É preciso “dar a nacionalidade às pessoas que nasceram no território português e que, para todos os efeitos, não têm nenhuma ligação com Cabo Verde”, defende, em declarações à Lusa, o presidente da Associação Cabo-Verdiana em Lisboa, Mário de Carvalho, e é esse o voto que deixa ao primeiro-ministro português e ao seu homólogo, Ulisses Correia da Silva – que se reúnem na próxima segunda-feira na cidade da Praia.
Iolanda Lopes da Veiga tem 40 anos, é filha de pais cabo-verdianos, nascida em Portugal, e tem dupla nacionalidade. “Nasci em Portugal, sou portuguesa, sou cabo-verdiana, há alturas em que digo que sou de Cabo Verde, outras em que digo que sou portuguesa. Para mim é indiferente”, sublinha.
“Falta que os políticos vejam uma forma de a lei da imigração prever que as crianças que nascem em Portugal sejam portuguesas. Não percebo porque não o são. E julgo que isto passa por um entendimento político”, acrescenta esta licenciada em direito, formadora na área da saúde, que se reclama filha de um misto de duas culturas fortemente integradas.
“Vejo os cabo-verdianos em Portugal integrados, de forma geral, com um modo de vida igual ao meu. Apesar de serem imigrantes, conseguiram entrar na faculdade, têm bons empregos. Além disso, somos povos próximos”, afirma Iolanda Lopes da Veiga.
O ambiente encontrado às terças e quintas-feiras à hora do almoço na associação, na Rua Duque de Palmela, em Lisboa, ilustra a qualidade dessa integração e da relação da comunidade cabo-verdiana com Portugal.
O espaço da Associação Cabo-Verdiana em Lisboa todos os dias serve cachupa, frango no forno ou arroz de polvo, mas àqueles dias junta-se a música ao vivo e a lotação da sala esgota rapidamente.
Zézé Barbosa nasceu na Ribeira da Barca, Santiago, e está em Portugal desde os anos 1980, década em que a antiga sala do Ritz Clube, junto aos Restauradores, em Lisboa, se enchia, semana após semana, para o ouvir tocar e cantar ao lado de um conjunto de músicos memorável.
Hoje é o “one man show” na associação e garante que não sente diferenças em relação à forma como o público português continua a acolher a música cabo-verdiana. “É muito bom fazer música de Cabo Verde em Portugal. Sinto-me como se estivesse em Cabo Verde, porque o povo português sente a nossa música e valoriza-a”, diz.
O sentimento dos portugueses em relação a Cabo Verde é recíproco. “Adoro Cabo Verde”, exclama Jorge Brito Pereira. “Já fui muitas vezes a Cabo Verde. Não houve uma vez que aí fosse e não tivesse adorado. Acho que é o país que tem as melhores pessoas do mundo e por isso tenho uma paixão muito grande por Cabo Verde”, acrescenta o advogado português de 49 anos.

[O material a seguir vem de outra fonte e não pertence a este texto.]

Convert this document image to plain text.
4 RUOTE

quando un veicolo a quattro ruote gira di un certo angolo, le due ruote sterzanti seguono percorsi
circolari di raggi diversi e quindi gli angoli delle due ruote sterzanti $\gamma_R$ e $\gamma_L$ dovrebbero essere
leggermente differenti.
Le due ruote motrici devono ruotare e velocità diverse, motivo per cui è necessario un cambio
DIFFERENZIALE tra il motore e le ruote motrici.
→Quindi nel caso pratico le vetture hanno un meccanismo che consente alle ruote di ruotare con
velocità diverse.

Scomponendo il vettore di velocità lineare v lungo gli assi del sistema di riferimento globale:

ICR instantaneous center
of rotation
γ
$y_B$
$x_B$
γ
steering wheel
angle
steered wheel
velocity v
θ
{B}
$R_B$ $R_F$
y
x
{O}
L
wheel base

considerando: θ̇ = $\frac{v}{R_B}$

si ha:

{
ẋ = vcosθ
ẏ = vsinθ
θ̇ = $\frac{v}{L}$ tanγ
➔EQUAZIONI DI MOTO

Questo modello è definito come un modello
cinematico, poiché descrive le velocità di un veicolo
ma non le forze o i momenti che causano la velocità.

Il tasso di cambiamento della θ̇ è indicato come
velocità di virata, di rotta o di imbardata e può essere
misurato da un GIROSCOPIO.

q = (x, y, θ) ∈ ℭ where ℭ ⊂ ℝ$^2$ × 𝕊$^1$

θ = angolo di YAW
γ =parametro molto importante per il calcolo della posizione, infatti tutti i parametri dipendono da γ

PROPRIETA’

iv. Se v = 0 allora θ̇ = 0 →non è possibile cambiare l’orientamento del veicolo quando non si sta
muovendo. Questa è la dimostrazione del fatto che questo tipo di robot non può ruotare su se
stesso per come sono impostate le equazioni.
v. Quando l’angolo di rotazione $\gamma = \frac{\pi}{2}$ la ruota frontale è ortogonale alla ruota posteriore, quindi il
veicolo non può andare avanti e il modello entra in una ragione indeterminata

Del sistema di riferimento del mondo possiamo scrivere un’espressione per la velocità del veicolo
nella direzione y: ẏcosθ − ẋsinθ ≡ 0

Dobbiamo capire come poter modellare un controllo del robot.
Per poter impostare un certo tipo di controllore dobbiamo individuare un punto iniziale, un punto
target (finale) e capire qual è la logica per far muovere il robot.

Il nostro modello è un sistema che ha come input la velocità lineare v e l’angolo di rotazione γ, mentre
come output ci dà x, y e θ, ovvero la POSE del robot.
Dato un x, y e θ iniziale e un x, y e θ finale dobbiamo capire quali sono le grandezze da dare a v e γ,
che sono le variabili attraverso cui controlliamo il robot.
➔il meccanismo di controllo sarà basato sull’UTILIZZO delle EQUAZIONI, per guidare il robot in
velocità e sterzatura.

“Acho que é uma das comunidades que têm uma melhor integração em Portugal. A vaga da imigração cabo-verdiana para Portugal já tem várias décadas e hoje acho que tem um nível de integração invejável para qualquer outra comunidade”, diz ainda Brito Pereira, enquanto espera que lhe seja servida a cachupa que o fez revisitar o espaço da associação.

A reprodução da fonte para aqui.